В отличие от отца, Локи не был обрит; его длинные золотые волосы рассыпались по плечам. В мире, где не было ни скота, ни лошадей, Бродяги в качестве ресурсов использовали свои собственные тела. Например, ремень Локи был сплетен из его собственных старых волос, а штаны представляли собой тонкую выделанную кожу, всю запятнанную белыми подтеками пота. На бедре у него висел нож и кремневый пистолет, чьи ручки были выточены из длинных костей голеней, потерянных, как догадывалась Уошен, в стычках и несчастных случаях.

- Благодарю, мадам, - снова произнес Локи. Вице-премьер открыла рот, чтобы задать вопрос, но тут же отказалась от этого намерения.
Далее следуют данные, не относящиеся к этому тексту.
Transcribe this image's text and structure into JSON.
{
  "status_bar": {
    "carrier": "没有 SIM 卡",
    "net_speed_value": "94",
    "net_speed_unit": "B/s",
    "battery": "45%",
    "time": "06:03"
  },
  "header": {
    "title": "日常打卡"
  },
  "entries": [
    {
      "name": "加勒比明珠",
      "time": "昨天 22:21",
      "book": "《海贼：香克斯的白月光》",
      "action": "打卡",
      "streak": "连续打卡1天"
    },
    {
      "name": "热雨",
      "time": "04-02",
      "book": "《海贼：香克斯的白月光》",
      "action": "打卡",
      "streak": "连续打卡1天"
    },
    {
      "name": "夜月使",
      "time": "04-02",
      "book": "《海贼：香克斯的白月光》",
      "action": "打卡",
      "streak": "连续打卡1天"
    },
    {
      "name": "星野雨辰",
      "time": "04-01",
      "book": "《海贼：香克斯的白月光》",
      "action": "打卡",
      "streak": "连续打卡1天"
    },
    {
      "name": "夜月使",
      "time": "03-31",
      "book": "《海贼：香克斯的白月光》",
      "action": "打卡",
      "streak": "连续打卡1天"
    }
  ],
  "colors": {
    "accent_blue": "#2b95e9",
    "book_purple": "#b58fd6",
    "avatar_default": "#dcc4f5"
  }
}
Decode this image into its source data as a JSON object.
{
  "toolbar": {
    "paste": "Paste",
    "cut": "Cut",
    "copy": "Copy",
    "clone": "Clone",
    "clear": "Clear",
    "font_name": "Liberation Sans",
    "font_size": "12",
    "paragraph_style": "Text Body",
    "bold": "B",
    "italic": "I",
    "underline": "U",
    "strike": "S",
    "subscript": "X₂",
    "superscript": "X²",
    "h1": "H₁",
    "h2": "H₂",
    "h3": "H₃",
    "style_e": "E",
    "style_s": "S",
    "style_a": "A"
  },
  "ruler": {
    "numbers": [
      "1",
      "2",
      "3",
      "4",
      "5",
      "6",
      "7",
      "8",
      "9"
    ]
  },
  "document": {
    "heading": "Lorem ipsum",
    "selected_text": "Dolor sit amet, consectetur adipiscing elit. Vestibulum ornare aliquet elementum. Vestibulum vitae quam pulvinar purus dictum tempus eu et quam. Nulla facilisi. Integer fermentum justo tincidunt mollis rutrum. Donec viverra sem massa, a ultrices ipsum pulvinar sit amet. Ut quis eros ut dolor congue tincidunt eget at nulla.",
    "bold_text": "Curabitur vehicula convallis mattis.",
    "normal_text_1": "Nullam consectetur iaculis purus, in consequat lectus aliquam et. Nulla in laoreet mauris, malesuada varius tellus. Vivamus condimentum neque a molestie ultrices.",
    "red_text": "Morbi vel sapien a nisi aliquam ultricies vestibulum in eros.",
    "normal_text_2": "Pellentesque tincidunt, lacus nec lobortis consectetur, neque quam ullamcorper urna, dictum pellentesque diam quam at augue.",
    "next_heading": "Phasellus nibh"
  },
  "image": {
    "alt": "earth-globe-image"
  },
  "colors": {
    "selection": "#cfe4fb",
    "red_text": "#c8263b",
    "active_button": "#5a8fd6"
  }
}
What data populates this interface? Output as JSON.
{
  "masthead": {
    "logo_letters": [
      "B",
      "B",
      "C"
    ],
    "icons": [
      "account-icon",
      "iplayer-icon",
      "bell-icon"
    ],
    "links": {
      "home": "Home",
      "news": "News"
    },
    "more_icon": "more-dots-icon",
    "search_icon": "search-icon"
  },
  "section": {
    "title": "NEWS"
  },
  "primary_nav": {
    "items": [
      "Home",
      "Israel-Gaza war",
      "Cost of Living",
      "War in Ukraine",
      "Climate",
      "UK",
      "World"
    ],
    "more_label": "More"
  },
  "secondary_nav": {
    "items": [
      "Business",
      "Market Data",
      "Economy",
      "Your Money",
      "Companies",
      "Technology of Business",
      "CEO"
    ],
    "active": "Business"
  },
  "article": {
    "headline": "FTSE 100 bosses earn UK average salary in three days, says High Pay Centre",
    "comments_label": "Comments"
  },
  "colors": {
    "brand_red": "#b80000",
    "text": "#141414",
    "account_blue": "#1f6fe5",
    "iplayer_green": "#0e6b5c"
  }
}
Говорить о своем сыне она не желала, даже мимоходом. Уошен знала это.

Столетия, проведенные рядом с этой женщиной, научили прекрасно читать ее мысли. И, как всегда, Уошен ощутила смешанное -чувство жалости к матери и презрения к одержимому властью вождю. Или наоборот?

Миоцен протянула Локи длинную руку, обозначив таким образом конец переговоров. Но в его руке что-то лежало. Это было что-то, похожее на диск, тщательно завернутый в зеленое крыло молотокрылого.

- Это подарок, возьмите, - вручил он сверток.

Вице-премьер осторожно развернула крыло и уставилась на подарок. В ее ладони лежал диск ослепительно желтой серы. Как и многие легкие элементы на Медулле, сера была крайне редким веществом. Один вид этого диска заставил Миоцен в удивлении поглядеть на дарителя.

- А что вы дадите нам за тонны такого вещества? - как отец, улыбнулся Локи. - И, прежде чем она успела ответить, сказал сам: - Нам нужен лазер. Такой, как ваш. Такой же мощности и с запасными деталями.

- Но другого у нас нет.

- Но вы делаете еще три, - авторитетно заявил Локи. - Нам нужен первый из этих трех. Он будет готов на следующий год, если я не ошибаюсь.

- Не ошибаешься, - подтвердила Уошен, поскольку лгать, видимо, было бессмысленно.

Миоцен же просто смотрела на желтый диск, подсчитывая, какие производства можно будет запустить на основе нового сырья.

Старый, нервный, вечно обеспокоенный Даен скривил лицо в недоверчивой гримасе.

- Но зачем вам нужен подобный лазер?

Дью засмеялся и ловко вытер рукой густой пот на обритом черепе.

- Если уж ваша компания, сидя на одном месте, смогла найти один такой артефакт, случайно… то сколько можем обнаружить их мы, Бродяги?